Uma sombra paira sobre os conselhos profissionais. Os servidores assustados com a possibilidade da perda da estabilidade e outras regalias estatutárias não podem ouvir falar um número: “108”.
A Proposta de emenda Constitucional 108 altera um artigo da Constituição Federal, criando os artigos 174-A e 174-B; com isso, a hoje confusa jurisprudência sobre a natureza jurídica, servidores, funções e poderes dos conselhos profissionais terá uma determinação constitucional clara e, a princípio, aplicável.
A PEC propõe a liberdade como regra, permitindo a regulamentação somente quando comprovadamente necessária; a separação entre público e privado, transformando os conselhos em entidades definitivamente privadas; maior economia para estes, com adoção do regime CLT; e regulamentação partindo de representantes eleitos do povo. E isso causa medo em instituições de um Brasil cartorial, ainda preso à Segunda Revolução Industrial.
O medo dos conselhos, como o de outras estruturas burocráticas mundo afora, é o de perder sua razão de ser e os lucros que a acompanham. São os conselhos que garantem a qualidade dos serviços, afirmam, utilizando o poder de polícia a eles conferido.
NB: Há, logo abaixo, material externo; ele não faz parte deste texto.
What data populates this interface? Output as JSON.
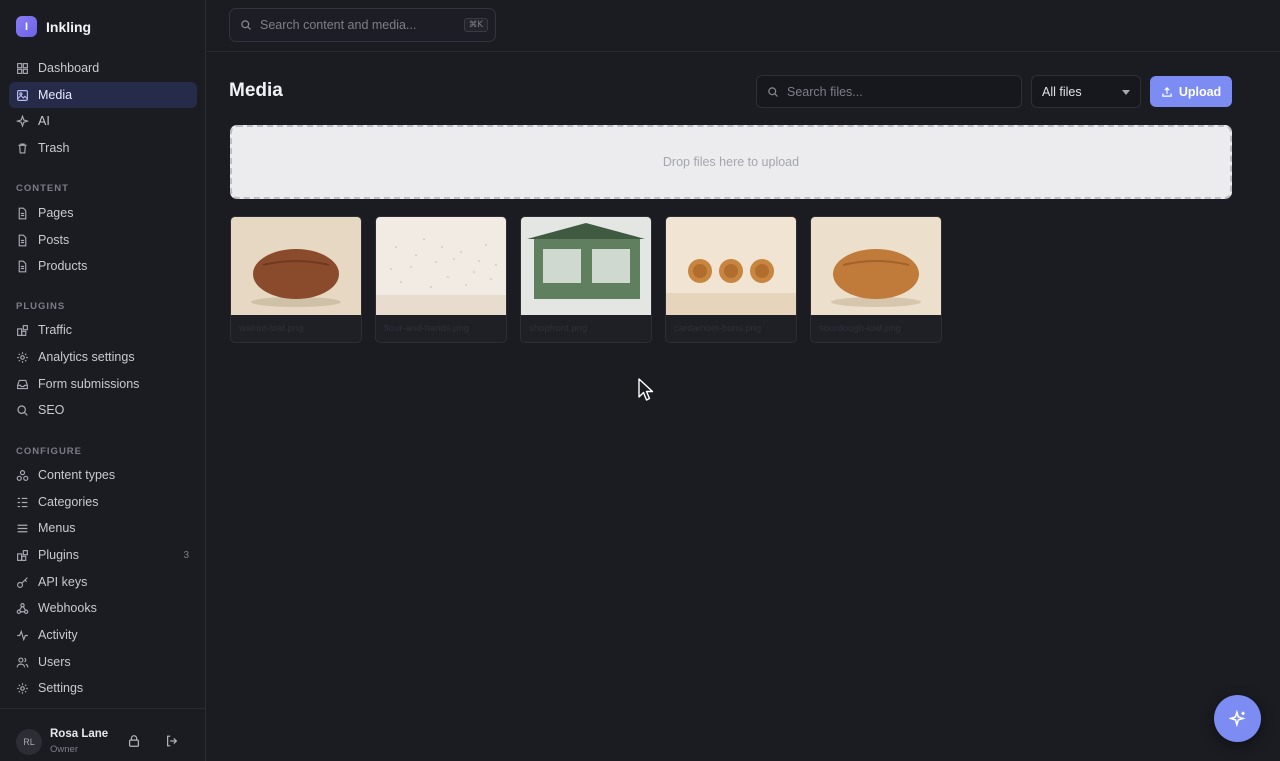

No entanto, quem elege os componentes diretores de conselhos profissionais não é o povo, ou seus representantes eleitos, e sim os membros de certa categoria profissional.
Regulamentações profissionais elevam artificialmente o custo de entrada no mercado; desta forma, a concorrência fica prejudicada. Além disso, desloca-se a proteção da qualidade de um sistema difuso e natural para a avaliação de conselhos que não buscam o melhor para o consumidor, pois não são esses seus clientes; dessa forma, os profissionais já estabelecidos impedem a entrada de novos competidores, ficando livres para cobrar preços muito mais altos, sem se preocupar com a concorrência.
Quem garante – como vimos com os aplicativos de transporte – a melhor qualidade do serviço para o consumidor é o próprio consumidor em suas escolhas de compra. Nos últimos 30 anos, tivemos uma radical mudança na quantidade e qualidade de informação acessível à população. As ferramentas para a melhor escolha estão na mão dos consumidores. Os serviços, produtos e produção mudaram radicalmente desde a promulgação da Constituição Federal. O Estado não pode legislar para o passado; nossos olhos devem estar focados no presente e para a frente. Devemos compreender que o mundo é cada vez mais uma sociedade de confiança e menos uma sociedade burocrática; programadores são por diversas vezes mais requisitados (e têm melhores salários) que engenheiros, sem nunca terem pisado em uma faculdade.
Algoritmos e – principalmente – a capacidade do consumidor de comparar dois produtos e escolher o melhor para ele transformam a necessidade de uma regulamentação profissional em algo que já não faz sentido.
Regulações profissionais (mas não só elas) têm um papel importante na baixa qualidade e alto preço dos serviços e produtos brasileiros. O resultado destas reservas é sempre uma oferta menor e, como consequência, menor qualidade, preços mais altos e desestímulo à inovação, esse motor de melhoria de nossa qualidade de vida, pois, como disse Mises, “nenhuma inovação jamais teria sido realizada se seu autor precisasse de uma autorização daqueles de cujas doutrinas e métodos ele queria se desviar”.
A PEC 108, como a MP da Liberdade Econômica, legisla para a frente, esquece o Brasil cartorial e pensa no Brasil da confiança e, com muito trabalho, da prosperidade.
Ítalo Cunha é advogado e fundador do Cunha Law e da Processo Fácil empreendedor.